Large Jet Multiplicities and New Physics at the LHC
Joseph Bramante, Jason Kumar, Brooks Thomas

TL;DR
This paper explores how high jet multiplicities and missing transverse energy can be used to detect new physics at the LHC, demonstrating improved discovery potential over other methods.
Contribution
It introduces a search strategy based on jet multiplicity and missing energy, showing its effectiveness in a simplified supersymmetric model for new physics detection.
Findings
Strategy often surpasses other methods in discovery reach
Effective in scenarios with multiple jets and missing energy
Applicable to supersymmetric models with gluinos, stops, and neutralinos
Abstract
A broad class of scenarios for new physics involving additional strongly-interacting fields generically predicts signatures at hadron colliders which consist solely of large numbers of jets and substantial missing transverse energy.
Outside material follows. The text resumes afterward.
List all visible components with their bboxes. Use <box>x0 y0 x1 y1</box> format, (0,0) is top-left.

In this work, we investigate the prospects for discovery in such scenarios using a search strategy in which jet multiplicity and missing transverse energy are employed as the primary criteria for distinguishing signal from background. We examine the discovery reach this strategy affords in an example theory (a simplified supersymmetric model whose low-energy spectrum consists of a gluino, a light stop, and a light neutralino) and demonstrate that it frequently exceeds the reach obtained via other, alternative strategies.